Ten years later, over 600 Black advertising professionals got tired of waiting. Citing decades of good intentions with little progress, 600&Rising endorsed an open letter calling for, among other demands, increased Black staffing and leadership, inclusion audits of workplace culture, wage equity, and public reporting of diversity data. Many responded including Interpublic Group of Cos. and 30 other agencies, by publicly releasing heretofore internal employment make-up stats and promising to do better. Seizing the momentum, 600&Rising formed a non-profit with the 4A’s to set agency diversity data reporting standards and compliance timetables. But who will enforce them?
The book "Madison Avenue and the Color Line" by Jason Chambers, recounts how the U.S. advertising industry continuously excluded African Americans from the creative process while depicting them in stereotypical ways—if at all—until the 1960’s when civil rights groups, government agencies, and black consumers began pressuring large clients, like Lever Brothers, to step in. Advertiser oversight worked and helped usher in a “Golden Age” of Black creativity and agency ownership up until the 1970’s recession.

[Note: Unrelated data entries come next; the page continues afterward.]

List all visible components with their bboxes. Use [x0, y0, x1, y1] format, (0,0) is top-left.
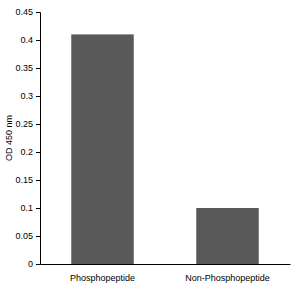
y-tick-label: 0.05 [15, 231, 33, 241]
x-tick: Phosphopeptide [70, 264, 135, 283]
bar [71, 34, 134, 264]
y-tick: 0.45 [15, 7, 40, 17]
y-tick-mark [36, 40, 40, 41]
y-tick: 0.1 [20, 203, 40, 213]
y-tick-mark [36, 96, 40, 97]
y-tick-label: 0.1 [20, 203, 33, 213]
x-axis: Phosphopeptide Non-Phosphopeptide [41, 264, 291, 283]
y-tick-label: 0.3 [20, 91, 33, 101]
y-tick-label: 0 [28, 259, 33, 269]
y-tick: 0.25 [15, 119, 40, 129]
y-tick: 0.4 [20, 35, 40, 45]
x-tick-label: Phosphopeptide [70, 273, 135, 283]
y-tick-label: 0.25 [15, 119, 33, 129]
y-tick-mark [36, 180, 40, 181]
y-tick-mark [36, 152, 40, 153]
y-axis-title: OD 450 nm [4, 115, 14, 161]
y-tick: 0.2 [20, 147, 40, 157]
y-tick: 0.05 [15, 231, 40, 241]
y-tick: 0 [28, 259, 40, 269]
y-tick-mark [36, 12, 40, 13]
y-tick: 0.3 [20, 91, 40, 101]
y-tick-label: 0.35 [15, 63, 33, 73]
y-tick-mark [36, 236, 40, 237]
y-axis-line [36, 13, 41, 265]
x-tick-label: Non-Phosphopeptide [185, 273, 270, 283]
bars [71, 34, 259, 264]
y-tick-mark [36, 124, 40, 125]
y-tick: 0.15 [15, 175, 40, 185]
x-tick: Non-Phosphopeptide [185, 264, 270, 283]
bar [196, 208, 259, 264]
y-tick-mark [36, 264, 40, 265]
y-tick-mark [36, 208, 40, 209]
y-tick-label: 0.4 [20, 35, 33, 45]
y-tick-label: 0.15 [15, 175, 33, 185]
y-tick: 0.35 [15, 63, 40, 73]
y-tick-label: 0.2 [20, 147, 33, 157]
plot-area: 0 0.05 0.1 0.15 0.2 0.25 0.3 0.35 0.4 0.45 Phospho… [15, 7, 290, 283]
chart: 0 0.05 0.1 0.15 0.2 0.25 0.3 0.35 0.4 0.45 Phospho… [0, 0, 300, 300]
x-axis-line [41, 264, 291, 265]
y-axis: 0 0.05 0.1 0.15 0.2 0.25 0.3 0.35 0.4 0.45 [15, 7, 40, 269]
y-tick-mark [36, 68, 40, 69]
y-tick-label: 0.45 [15, 7, 33, 17]
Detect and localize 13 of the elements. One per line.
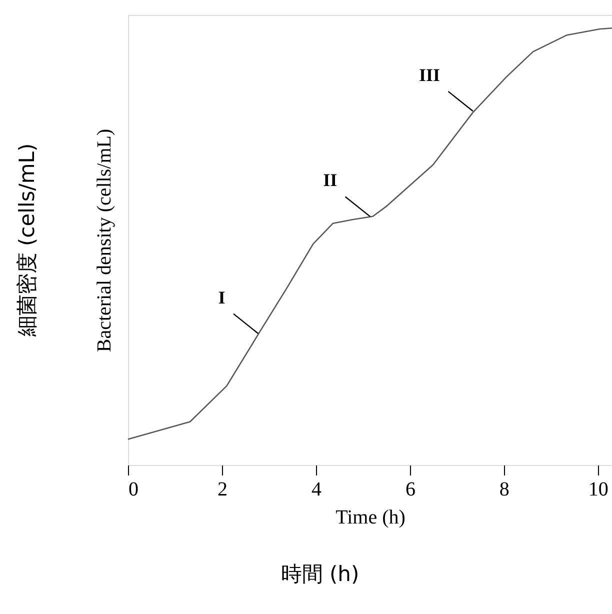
x-tick-label: 2: [217, 478, 228, 500]
annotation: II: [323, 170, 338, 190]
y-axis-title: Bacterial density (cells/mL): [94, 128, 116, 352]
x-axis-title: Time (h): [336, 506, 406, 528]
annotation: III: [419, 64, 440, 85]
x-tick-label: 4: [311, 478, 322, 500]
x-tick-label: 8: [499, 478, 510, 500]
x-tick-label: 6: [405, 478, 416, 500]
annotation: I: [218, 287, 226, 308]
x-tick-label: 0: [128, 478, 138, 500]
x-tick-label: 10: [588, 478, 608, 500]
text: 時間 (h): [280, 562, 360, 586]
text: 細菌密度 (cells/mL): [15, 143, 39, 338]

Today, that same strategy is still the most effective. According to Diego Scotti, chief marketing officer at Verizon, CMOs “have the power to ask your agencies to see their diversity numbers and hold them accountable.” And, by endorsing the ANA/AIMM Commitment to Equality, Inclusion, and Systemic Change, large advertisers like P&G, Google, and GM are now following Scotti’s lead by declaring their long-term intent to do “everything in our individual and collective power to end systemic racism” including using their “resources and voices as a force for good” to help ensure “an equitable creative supply chain.”
So, the clients are en route. And the recession is picking up speed. What to do?
Set your GPS
Establish a clear destination and chart your best path to get there. To pursue pay equity, track wages to see what kind of people are, and are not, valued in your agency. To fight occupational segregation, measure not only the “glass ceilings” of promotion but also the “glass walls” by taking note of any Black presidents, managing directors, and other leadership positions with direct client access and profit and loss responsibility versus those relegated to more peripheral roles such as general counsel, public affairs, diversity officer, or human resources. Similarly, document whether Black creatives are limited to niche/ethnic markets or instead assigned to bigger/general market accounts.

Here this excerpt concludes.